The initial phase of the Flow Fund focuses on climate justice, the most intersectional issue of our generation.

FLOW FUNDERS

Panta Rhea and our community of grantee partners have long supported the arts as a powerful tool to help us imagine new ways of living and caring for each other and the Earth. Among movement organizations, arts-based strategies conceived of and/or lead by artists are often used to amplify and advance advocacy efforts but are often under-funded or not funded at all. This initiative seeks to address this lack of support with artists and advocates taking the lead.

 

Panta Rhea is thankful for its cohort of Flow Funders, made up of five individuals actively engaged in arts and climate justice in communities across the United States. Flow Funders bring a wealth of lived and professional experiences, including filmmaking, journalism, activism, artmaking, community organizing, healing practices, restorative justice, artistic curation, labor organizing, and stewarding reclaimed Indigenous land.

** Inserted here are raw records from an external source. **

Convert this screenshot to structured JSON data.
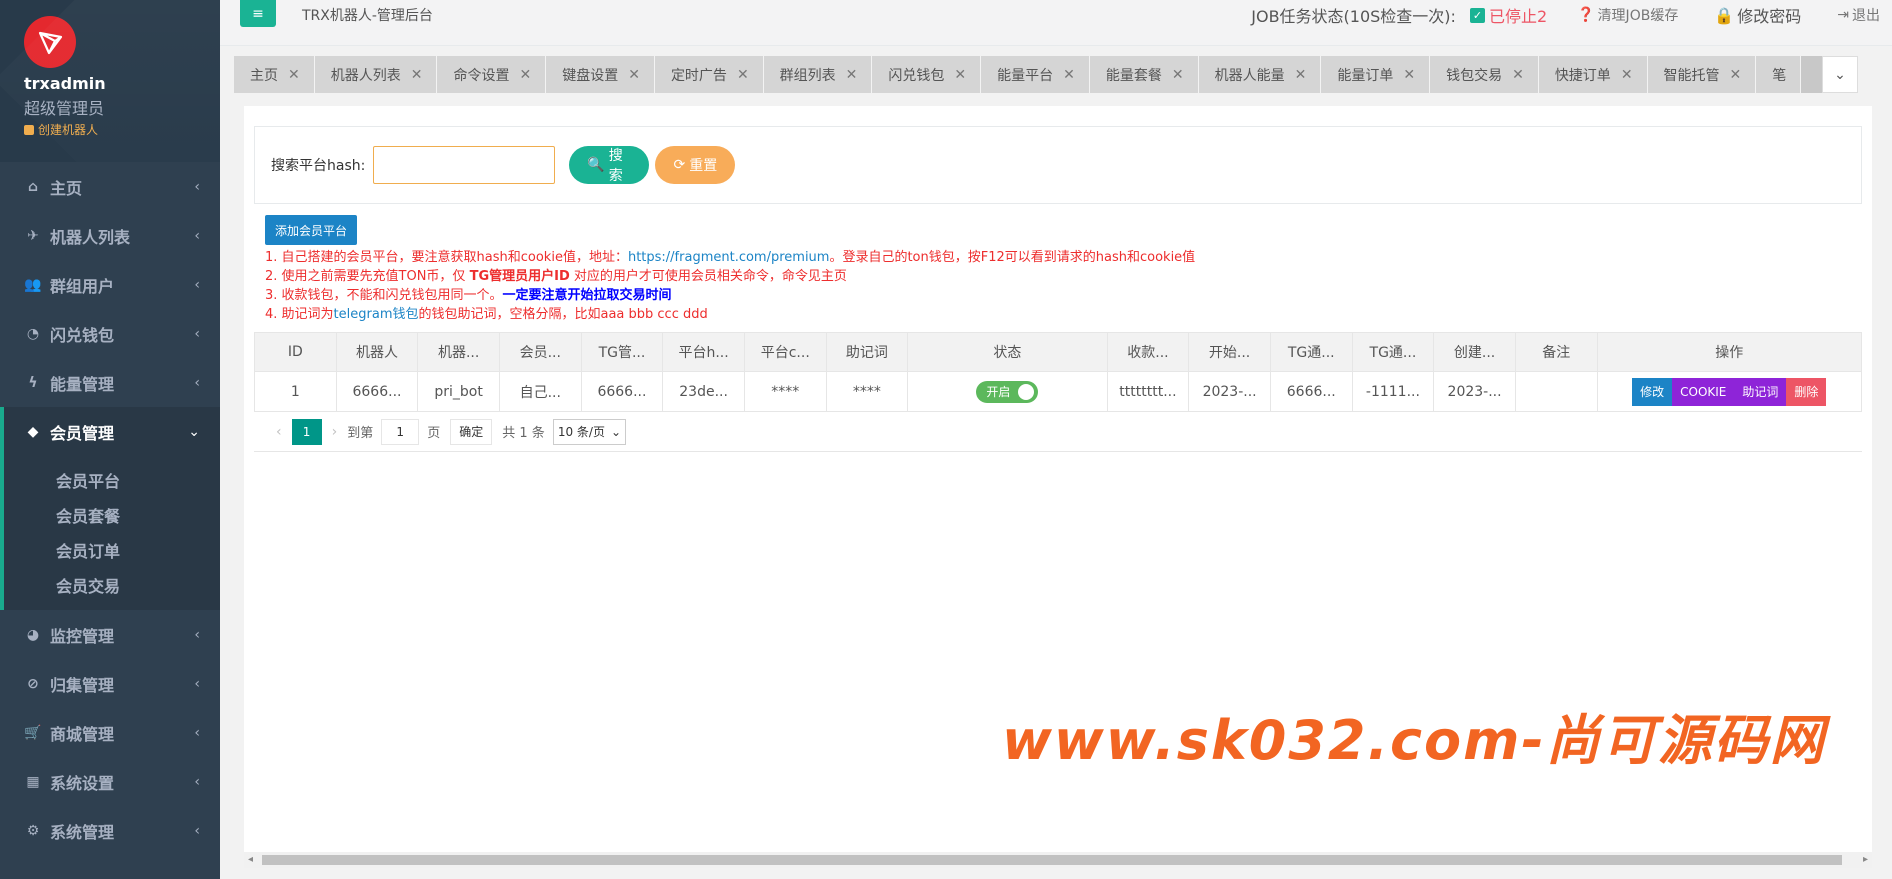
{
  "user": {
    "name": "trxadmin",
    "role": "超级管理员",
    "create_bot": "创建机器人"
  },
  "nav": [
    {
      "label": "主页",
      "icon": "home-icon",
      "glyph": "⌂"
    },
    {
      "label": "机器人列表",
      "icon": "plane-icon",
      "glyph": "✈"
    },
    {
      "label": "群组用户",
      "icon": "users-icon",
      "glyph": "👥"
    },
    {
      "label": "闪兑钱包",
      "icon": "gauge-icon",
      "glyph": "◔"
    },
    {
      "label": "能量管理",
      "icon": "bolt-icon",
      "glyph": "ϟ"
    },
    {
      "label": "会员管理",
      "icon": "diamond-icon",
      "glyph": "◆"
    },
    {
      "label": "监控管理",
      "icon": "pie-icon",
      "glyph": "◕"
    },
    {
      "label": "归集管理",
      "icon": "compass-icon",
      "glyph": "⊘"
    },
    {
      "label": "商城管理",
      "icon": "cart-icon",
      "glyph": "🛒"
    },
    {
      "label": "系统设置",
      "icon": "windows-icon",
      "glyph": "▦"
    },
    {
      "label": "系统管理",
      "icon": "gear-icon",
      "glyph": "⚙"
    }
  ],
  "sub_nav": [
    "会员平台",
    "会员套餐",
    "会员订单",
    "会员交易"
  ],
  "topbar": {
    "title": "TRX机器人-管理后台",
    "job_label": "JOB任务状态(10S检查一次):",
    "job_status": "已停止2",
    "clear_cache": "清理JOB缓存",
    "change_pwd": "修改密码",
    "logout": "退出"
  },
  "tabs": [
    "主页",
    "机器人列表",
    "命令设置",
    "键盘设置",
    "定时广告",
    "群组列表",
    "闪兑钱包",
    "能量平台",
    "能量套餐",
    "机器人能量",
    "能量订单",
    "钱包交易",
    "快捷订单",
    "智能托管",
    "笔"
  ],
  "search": {
    "label": "搜索平台hash:",
    "value": "",
    "search_btn": "搜索",
    "reset_btn": "重置"
  },
  "add_button": "添加会员平台",
  "notes": {
    "n1_a": "1. 自己搭建的会员平台，要注意获取hash和cookie值，地址：",
    "n1_link": "https://fragment.com/premium",
    "n1_b": "。登录自己的ton钱包，按F12可以看到请求的hash和cookie值",
    "n2_a": "2. 使用之前需要先充值TON币，仅 ",
    "n2_b": "TG管理员用户ID",
    "n2_c": " 对应的用户才可使用会员相关命令，命令见主页",
    "n3_a": "3. 收款钱包，不能和闪兑钱包用同一个。",
    "n3_b": "一定要注意开始拉取交易时间",
    "n4_a": "4. 助记词为",
    "n4_link": "telegram钱包",
    "n4_b": "的钱包助记词，空格分隔，比如aaa bbb ccc ddd"
  },
  "table": {
    "headers": [
      "ID",
      "机器人",
      "机器...",
      "会员...",
      "TG管...",
      "平台h...",
      "平台c...",
      "助记词",
      "状态",
      "收款...",
      "开始...",
      "TG通...",
      "TG通...",
      "创建...",
      "备注",
      "操作"
    ],
    "row": [
      "1",
      "6666...",
      "pri_bot",
      "自己...",
      "6666...",
      "23de...",
      "****",
      "****",
      "",
      "tttttttt...",
      "2023-...",
      "6666...",
      "-1111...",
      "2023-...",
      ""
    ],
    "status_label": "开启",
    "ops": {
      "edit": "修改",
      "cookie": "COOKIE",
      "mnemonic": "助记词",
      "delete": "删除"
    }
  },
  "pager": {
    "current": "1",
    "goto_label": "到第",
    "goto_value": "1",
    "page_unit": "页",
    "confirm": "确定",
    "total": "共 1 条",
    "page_size": "10 条/页"
  },
  "watermark": "www.sk032.com-尚可源码网"
}
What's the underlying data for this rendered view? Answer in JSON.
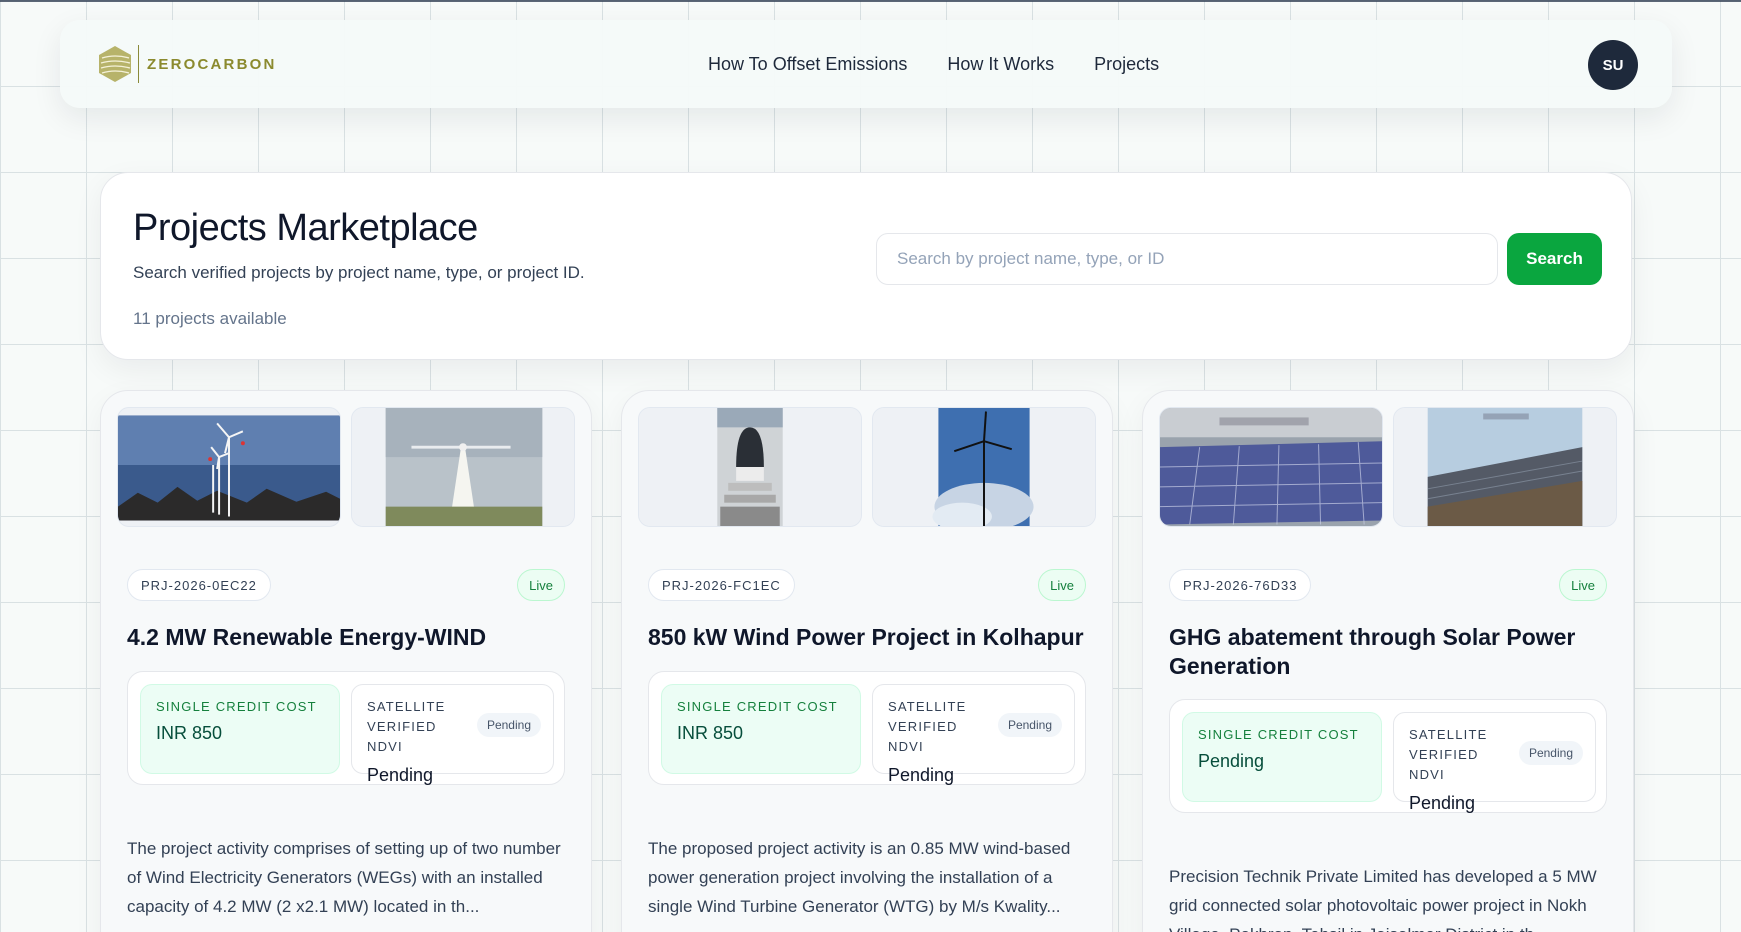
{
  "brand": {
    "name": "ZEROCARBON"
  },
  "nav": {
    "links": [
      "How To Offset Emissions",
      "How It Works",
      "Projects"
    ],
    "avatar_initials": "SU"
  },
  "hero": {
    "title": "Projects Marketplace",
    "subtitle": "Search verified projects by project name, type, or project ID.",
    "count": "11 projects available",
    "search_placeholder": "Search by project name, type, or ID",
    "search_value": "",
    "search_button": "Search"
  },
  "projects": [
    {
      "id": "PRJ-2026-0EC22",
      "status": "Live",
      "title": "4.2 MW Renewable Energy-WIND",
      "cost_label": "SINGLE CREDIT COST",
      "cost_value": "INR 850",
      "ndvi_label": "SATELLITE VERIFIED NDVI",
      "ndvi_pill": "Pending",
      "ndvi_value": "Pending",
      "description": "The project activity comprises of setting up of two number of Wind Electricity Generators (WEGs) with an installed capacity of 4.2 MW (2 x2.1 MW) located in th..."
    },
    {
      "id": "PRJ-2026-FC1EC",
      "status": "Live",
      "title": "850 kW Wind Power Project in Kolhapur",
      "cost_label": "SINGLE CREDIT COST",
      "cost_value": "INR 850",
      "ndvi_label": "SATELLITE VERIFIED NDVI",
      "ndvi_pill": "Pending",
      "ndvi_value": "Pending",
      "description": "The proposed project activity is an 0.85 MW wind-based power generation project involving the installation of a single Wind Turbine Generator (WTG) by M/s Kwality..."
    },
    {
      "id": "PRJ-2026-76D33",
      "status": "Live",
      "title": "GHG abatement through Solar Power Generation",
      "cost_label": "SINGLE CREDIT COST",
      "cost_value": "Pending",
      "ndvi_label": "SATELLITE VERIFIED NDVI",
      "ndvi_pill": "Pending",
      "ndvi_value": "Pending",
      "description": "Precision Technik Private Limited has developed a 5 MW grid connected solar photovoltaic power project in Nokh Village, Pokhran, Tehsil in Jaisalmer District in th..."
    }
  ],
  "colors": {
    "accent_green": "#0aa63f",
    "brand_olive": "#8b8a2e",
    "avatar_bg": "#1e293b"
  }
}
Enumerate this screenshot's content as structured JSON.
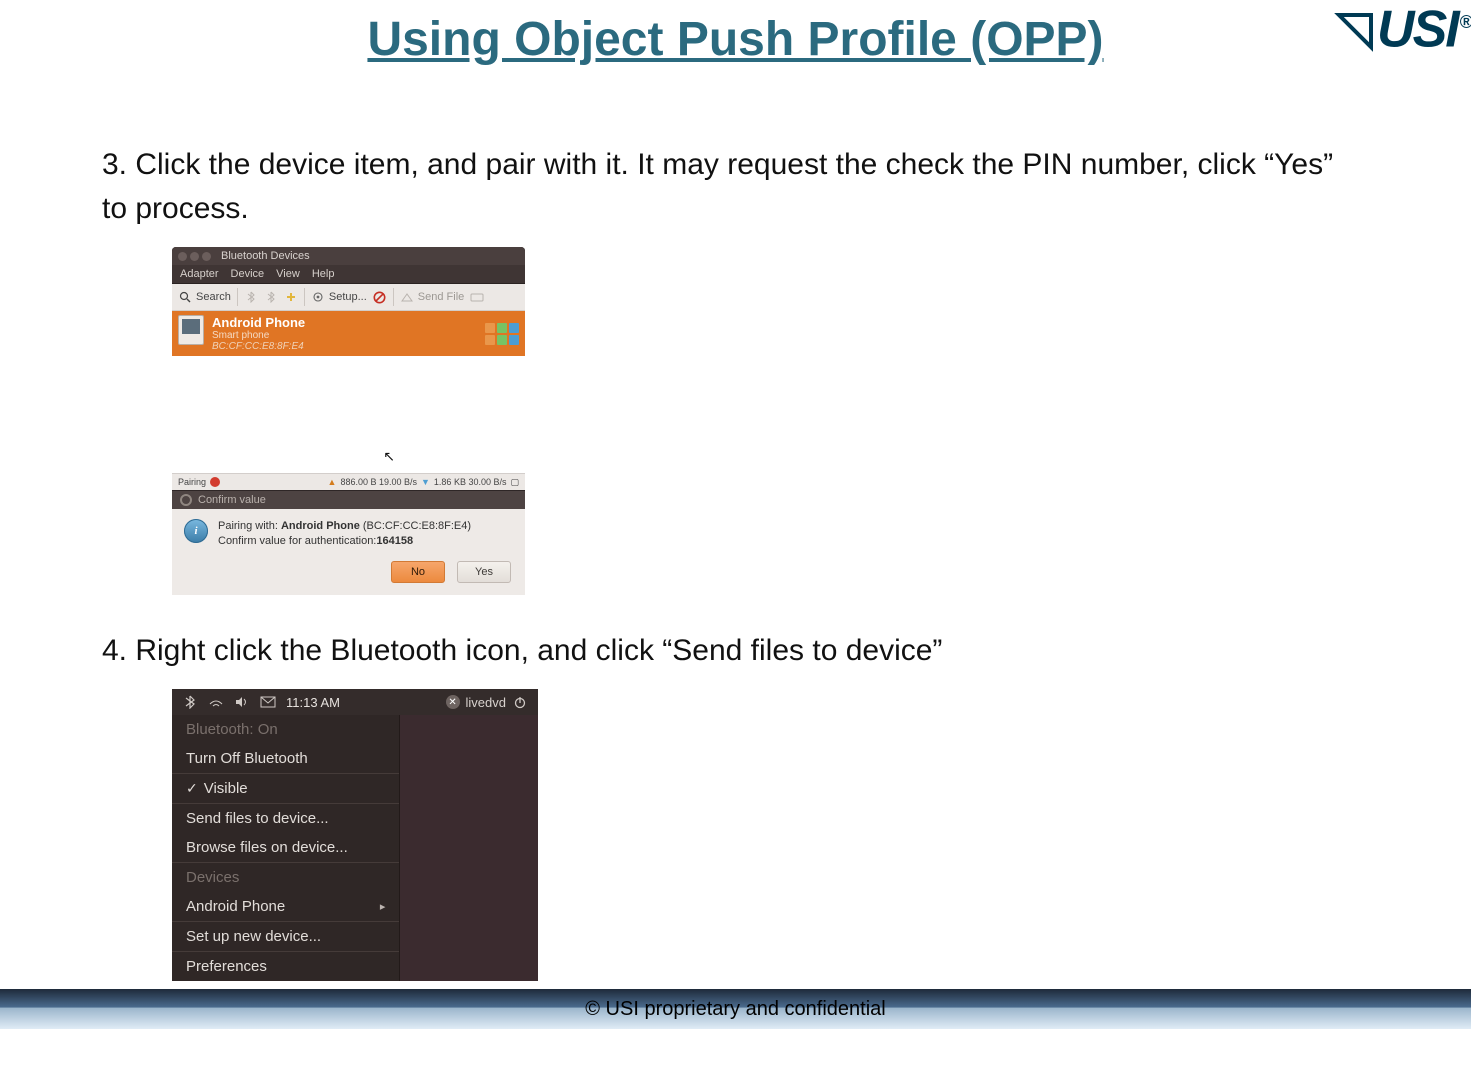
{
  "page_title": "Using Object Push Profile (OPP)",
  "logo_text": "USI",
  "logo_reg": "®",
  "step3_text": "3. Click the device item, and pair with it. It may request the check the PIN number, click “Yes” to process.",
  "step4_text": "4. Right click the Bluetooth icon, and click “Send files to device”",
  "footer": "© USI proprietary and confidential",
  "bt": {
    "window_title": "Bluetooth Devices",
    "menus": {
      "adapter": "Adapter",
      "device": "Device",
      "view": "View",
      "help": "Help"
    },
    "toolbar": {
      "search": "Search",
      "setup": "Setup...",
      "sendfile": "Send File"
    },
    "device": {
      "name": "Android Phone",
      "subtype": "Smart phone",
      "mac": "BC:CF:CC:E8:8F:E4"
    },
    "status": {
      "left_label": "Pairing",
      "up": "886.00 B 19.00 B/s",
      "down": "1.86 KB 30.00 B/s"
    },
    "confirm": {
      "title": "Confirm value",
      "line1_a": "Pairing with: ",
      "line1_b": "Android Phone",
      "line1_c": " (BC:CF:CC:E8:8F:E4)",
      "line2_a": "Confirm value for authentication:",
      "line2_b": "164158",
      "no": "No",
      "yes": "Yes"
    }
  },
  "tray": {
    "clock": "11:13 AM",
    "user": "livedvd",
    "items": {
      "bt_on": "Bluetooth: On",
      "turn_off": "Turn Off Bluetooth",
      "visible": "Visible",
      "send_files": "Send files to device...",
      "browse_files": "Browse files on device...",
      "devices_header": "Devices",
      "android": "Android Phone",
      "setup_new": "Set up new device...",
      "preferences": "Preferences"
    }
  }
}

Through the process of building community, each Flow Funder articulated their grantmaking strategies and recommended grants based on their insights and goals of the initiative. Each Flow Funder recommended up to $50,000 in grants.

 

We will maintain Flow Funders’ anonymity to ensure safe and free-flowing engagement during the next phase of the initiative.

 

Gerlie Collado, Panta Rhea’s grants and administration lead, is a cohort member and stewards the initiative on the Foundation’s behalf.

CLIMATE CLOCK

Photo: Raizes Collective members work on a mural at Haystack Farm in Sonoma, CA in 2021.

GRANTS

Flow Fund grantee partners are 501c3 nonprofit organizations, range in organization size and are located throughout the US. They include artists, labor unions, environmental advocates, and healing circles and spaces, all with missions and values that align with the Flow Fund goals and visions of the individual Flow Funders.

FOUNDING PARTNER

Kindle Project, the initiative’s founding partner and facilitator, is a women-founded, women of color-led, grassroots philanthropic organization working intersectionally to build bridges, flip power, and support community-driven philanthropy. Kindle Project has over 15 years of experience with various methods of participatory grantmaking, including Flow Funding. Kindle Project Flow Funding as a “participatory grantmaking approach that engages innovators, individuals, and organizations outside of typical philanthropic institutions with funds that they recommend as grants and gifts to communities and organizations of their choice. Flow Funding seeks to break open predictable patterns of philanthropic decision-making and allows for the democratization of funding decisions. This change in decision-making helps shift power and resources so that they reach unlikely places that are not visible from within a traditional funding model.”